Diversity Spotlight Thursday is a weekly meme hosted by yours truly. Every week, you come up with one book in each of three different categories: a diverse book you have read and enjoyed, a diverse book on your TBR, and one that has not yet been released. You can check out the announcement post for more information.
Hello, everyone! So, I know I’ve been neglecting this weekly feature for the past few weeks, and I’m really sorry about that, but there were several reasons. 1) I was on vacation in Los Angeles, and was so stupidly busy with family, which meant that 2) I wasn’t keeping up with book news, or reading. Which means that 3) I wasn’t reading nearly as much as I would have liked, and so I was lacking on recommendations for this post in general.
Now that I’m back home and am slowly getting back into the swing of things, I’m reading more and have been keeping an eye out for new releases. Hopefully I’ll be more regular now. 🙂
Every Heart a Doorway by Seanan McGuire
This was a fairly recent read for me- I read it for one of the squares in the Diversity Bingo 2017 bingo sheet.
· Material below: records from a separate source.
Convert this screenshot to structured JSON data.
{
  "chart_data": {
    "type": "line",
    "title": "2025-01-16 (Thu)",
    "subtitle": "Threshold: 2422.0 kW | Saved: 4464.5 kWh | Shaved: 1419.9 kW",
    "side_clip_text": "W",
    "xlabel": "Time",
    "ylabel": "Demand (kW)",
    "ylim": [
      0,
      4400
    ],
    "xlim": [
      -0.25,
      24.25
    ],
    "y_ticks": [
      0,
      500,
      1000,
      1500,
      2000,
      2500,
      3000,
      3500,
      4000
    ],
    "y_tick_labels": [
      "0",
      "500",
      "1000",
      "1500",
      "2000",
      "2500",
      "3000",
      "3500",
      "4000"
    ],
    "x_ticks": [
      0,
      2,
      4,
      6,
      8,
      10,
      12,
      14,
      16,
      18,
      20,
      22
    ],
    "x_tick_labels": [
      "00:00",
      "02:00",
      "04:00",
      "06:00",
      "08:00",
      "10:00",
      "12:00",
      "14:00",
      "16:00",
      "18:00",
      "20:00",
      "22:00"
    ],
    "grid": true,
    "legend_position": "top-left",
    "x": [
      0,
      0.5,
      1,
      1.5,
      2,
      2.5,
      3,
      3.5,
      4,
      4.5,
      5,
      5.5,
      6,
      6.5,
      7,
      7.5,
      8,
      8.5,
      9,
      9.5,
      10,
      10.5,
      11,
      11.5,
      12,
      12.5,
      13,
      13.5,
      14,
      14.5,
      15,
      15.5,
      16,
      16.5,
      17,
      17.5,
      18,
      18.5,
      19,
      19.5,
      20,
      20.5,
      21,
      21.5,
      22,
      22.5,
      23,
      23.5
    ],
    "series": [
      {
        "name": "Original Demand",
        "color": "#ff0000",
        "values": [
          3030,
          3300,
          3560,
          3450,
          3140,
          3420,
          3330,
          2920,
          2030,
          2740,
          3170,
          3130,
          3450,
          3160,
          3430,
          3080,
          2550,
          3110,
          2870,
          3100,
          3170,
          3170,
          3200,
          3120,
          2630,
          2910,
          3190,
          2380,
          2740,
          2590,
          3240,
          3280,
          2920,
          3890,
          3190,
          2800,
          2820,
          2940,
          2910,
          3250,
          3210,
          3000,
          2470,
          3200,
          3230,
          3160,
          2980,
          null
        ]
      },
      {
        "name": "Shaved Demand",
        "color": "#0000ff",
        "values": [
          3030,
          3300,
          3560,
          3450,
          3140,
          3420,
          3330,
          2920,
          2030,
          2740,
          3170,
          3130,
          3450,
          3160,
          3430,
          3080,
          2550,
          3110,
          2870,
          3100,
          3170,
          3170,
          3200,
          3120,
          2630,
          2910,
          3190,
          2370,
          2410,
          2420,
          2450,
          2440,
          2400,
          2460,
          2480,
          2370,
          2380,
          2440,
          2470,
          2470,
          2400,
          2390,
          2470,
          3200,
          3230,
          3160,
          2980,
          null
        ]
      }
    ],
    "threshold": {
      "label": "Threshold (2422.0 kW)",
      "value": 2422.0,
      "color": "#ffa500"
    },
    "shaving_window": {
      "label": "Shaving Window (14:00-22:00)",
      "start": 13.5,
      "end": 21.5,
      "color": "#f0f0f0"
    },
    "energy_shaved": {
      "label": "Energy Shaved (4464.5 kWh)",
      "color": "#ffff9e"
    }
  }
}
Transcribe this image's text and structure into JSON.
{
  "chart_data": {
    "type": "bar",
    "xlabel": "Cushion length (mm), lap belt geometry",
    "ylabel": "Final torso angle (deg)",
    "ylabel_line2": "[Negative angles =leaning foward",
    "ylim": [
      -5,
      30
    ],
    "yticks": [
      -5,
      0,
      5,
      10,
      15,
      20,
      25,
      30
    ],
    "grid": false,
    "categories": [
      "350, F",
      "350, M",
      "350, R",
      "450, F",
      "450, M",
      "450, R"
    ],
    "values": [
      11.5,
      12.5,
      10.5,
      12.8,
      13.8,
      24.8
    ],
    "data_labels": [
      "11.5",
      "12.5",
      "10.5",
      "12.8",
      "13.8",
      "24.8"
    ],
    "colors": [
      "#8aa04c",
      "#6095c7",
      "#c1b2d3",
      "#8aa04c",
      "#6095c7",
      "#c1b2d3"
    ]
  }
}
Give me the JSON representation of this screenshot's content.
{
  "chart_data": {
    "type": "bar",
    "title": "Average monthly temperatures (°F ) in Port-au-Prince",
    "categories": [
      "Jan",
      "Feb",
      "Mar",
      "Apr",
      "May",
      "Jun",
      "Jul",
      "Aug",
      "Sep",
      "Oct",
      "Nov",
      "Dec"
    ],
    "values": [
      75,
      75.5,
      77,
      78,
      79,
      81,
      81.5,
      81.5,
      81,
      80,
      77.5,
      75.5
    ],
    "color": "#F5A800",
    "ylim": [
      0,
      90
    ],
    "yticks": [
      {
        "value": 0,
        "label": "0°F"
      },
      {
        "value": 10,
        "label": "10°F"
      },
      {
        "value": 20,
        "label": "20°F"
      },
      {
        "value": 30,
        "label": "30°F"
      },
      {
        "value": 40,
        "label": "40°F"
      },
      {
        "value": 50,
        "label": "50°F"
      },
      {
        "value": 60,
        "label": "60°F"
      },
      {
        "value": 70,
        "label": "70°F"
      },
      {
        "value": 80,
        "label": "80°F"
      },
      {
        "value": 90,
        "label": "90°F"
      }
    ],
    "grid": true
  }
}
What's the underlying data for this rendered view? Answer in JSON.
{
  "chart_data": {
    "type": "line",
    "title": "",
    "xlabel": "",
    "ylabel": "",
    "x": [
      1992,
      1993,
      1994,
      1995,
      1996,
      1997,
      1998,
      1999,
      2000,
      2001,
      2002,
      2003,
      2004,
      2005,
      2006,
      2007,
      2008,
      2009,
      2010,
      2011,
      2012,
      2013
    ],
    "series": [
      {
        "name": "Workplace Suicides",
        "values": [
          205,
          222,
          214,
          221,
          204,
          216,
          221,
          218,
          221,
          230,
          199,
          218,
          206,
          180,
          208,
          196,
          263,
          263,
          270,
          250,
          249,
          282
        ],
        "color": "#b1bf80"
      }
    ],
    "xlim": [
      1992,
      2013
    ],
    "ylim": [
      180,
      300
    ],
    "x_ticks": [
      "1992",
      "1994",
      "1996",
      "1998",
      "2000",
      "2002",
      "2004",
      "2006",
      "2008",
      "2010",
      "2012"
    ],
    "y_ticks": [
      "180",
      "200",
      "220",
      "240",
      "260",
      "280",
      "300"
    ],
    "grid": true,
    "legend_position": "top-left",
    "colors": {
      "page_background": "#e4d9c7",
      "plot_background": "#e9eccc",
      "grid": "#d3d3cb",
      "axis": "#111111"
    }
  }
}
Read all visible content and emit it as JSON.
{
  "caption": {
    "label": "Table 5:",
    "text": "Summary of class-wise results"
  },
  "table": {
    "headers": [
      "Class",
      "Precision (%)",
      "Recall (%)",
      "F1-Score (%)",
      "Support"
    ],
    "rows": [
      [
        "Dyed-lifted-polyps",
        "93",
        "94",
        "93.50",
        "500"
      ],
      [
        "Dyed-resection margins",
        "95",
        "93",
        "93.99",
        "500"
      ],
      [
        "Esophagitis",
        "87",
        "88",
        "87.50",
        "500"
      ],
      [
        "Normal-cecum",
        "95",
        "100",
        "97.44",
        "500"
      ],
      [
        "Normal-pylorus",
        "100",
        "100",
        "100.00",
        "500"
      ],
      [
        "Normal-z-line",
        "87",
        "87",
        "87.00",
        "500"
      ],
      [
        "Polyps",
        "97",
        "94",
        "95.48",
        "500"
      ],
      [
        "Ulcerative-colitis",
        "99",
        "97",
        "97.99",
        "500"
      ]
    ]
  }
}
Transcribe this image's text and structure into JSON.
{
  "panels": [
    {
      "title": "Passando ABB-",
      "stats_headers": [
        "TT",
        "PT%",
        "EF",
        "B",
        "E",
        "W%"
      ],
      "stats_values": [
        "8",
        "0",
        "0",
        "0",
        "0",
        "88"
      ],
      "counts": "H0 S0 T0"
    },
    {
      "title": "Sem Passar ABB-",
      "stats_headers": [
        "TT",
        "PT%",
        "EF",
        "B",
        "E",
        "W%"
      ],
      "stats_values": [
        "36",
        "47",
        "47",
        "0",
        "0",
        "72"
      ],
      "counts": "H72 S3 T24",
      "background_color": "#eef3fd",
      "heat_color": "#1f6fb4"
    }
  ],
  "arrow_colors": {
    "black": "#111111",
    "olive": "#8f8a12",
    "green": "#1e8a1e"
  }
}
I’ve only ever read one other book revolving around an asexual character, which was why this one immediately caught my eye. I wasn’t entirely sure what I was expecting when I went into it, but it certainly wasn’t what I got. Which isn’t a bad thing. It’s a strange mix of fantasy and magical realism, where teenagers who don’t feel like they fit in their mundane lives find doors or portals to worlds where they feel like they belong. Our main character is one such person who was taken to an underworld of sorts- but she was removed from her world and thrown back into our world. She’s sent to a school where teens who have gone through a similar process are trying to recuperate and get over their worlds.
The book definitely took a twist for the better; from a whimsical, magical read, it turned into a grotesque, dark read that never really left its whimsical tone. I flew through it – I’m pretty sure I read it in one day because I couldn’t put it down. It was far from perfect, but it’s one that I’d recommend to anyone looking for an interesting, fast-paced read. Also, there’s a trans side character!
The Sun is Also a Star by Nicola Yoon
If you’ve keeping up with my seldomly-updated blog (honestly, props to you), you might know that I recently read Everything, Everything by Nicola Yoon. And I had very many problems; I don’t usually say I despise books, but Everything, Everything holds a special place in my “highly disliked books” list. It wasn’t because it was boring or badly written, or some problem or another with the characters; I just had many, many issues with the disability representation in the novel. If you’d like to read my review, you can find it here.
However, I’d still like to give Nicola Yoon a second chance- especially because I’ve heard that her new book is a massive improvement even from people that were hurt by the first one. The premise sounds interesting though it’s raised some red flags for insta-love. A girl, on the verge of being deported with her family to Jamaica, falls in love with Daniel- who’s a straight-cut teen who doesn’t believe in fate, whose plan didn’t include this. Insta-love is a hard sell for me, but from the reviews I’ve seen, this book apparently pulls it off. And I’m looking forward to digging in.
The Hate U Give by Angie Thomas
The Hate U Give by Angie Thomas has been making all the rounds recently, and with good reason. I was lucky enough to score an ARC of this late in November, and I started reading it almost immediately. It honestly blew me away. I’m always wary of books that have hype surrounding them, and this was #1 on the hype train for me, but Angie Thomas proved to be such a wonderful, poignant, empathetic writer. Her characters felt like real people; I grew so fond of the main character and her struggles, her relationships with her family, boyfriend and friends. I was hooked from start to finish, and it was a near-perfect book.
I’ve often said, with regards to this particular novel, that it’s going to be a game-changer. My feelings about that haven’t changed even two months after I turned the last page; this book is going to change the YA game, I can feel it. It covers so many important issues, like race relations in the United States, microaggressions in day-to-day life, socioeconomic status, racial profiling, police brutality, the Black Lives Matter movement, cultural appropriation, the role of media and social media networks in crime. The scope of issues this novel covers is far and wide, and each of these issues is done justice. It’s truly a beautiful read and if you haven’t pre-ordered it or added it to your TBR, what are you doing?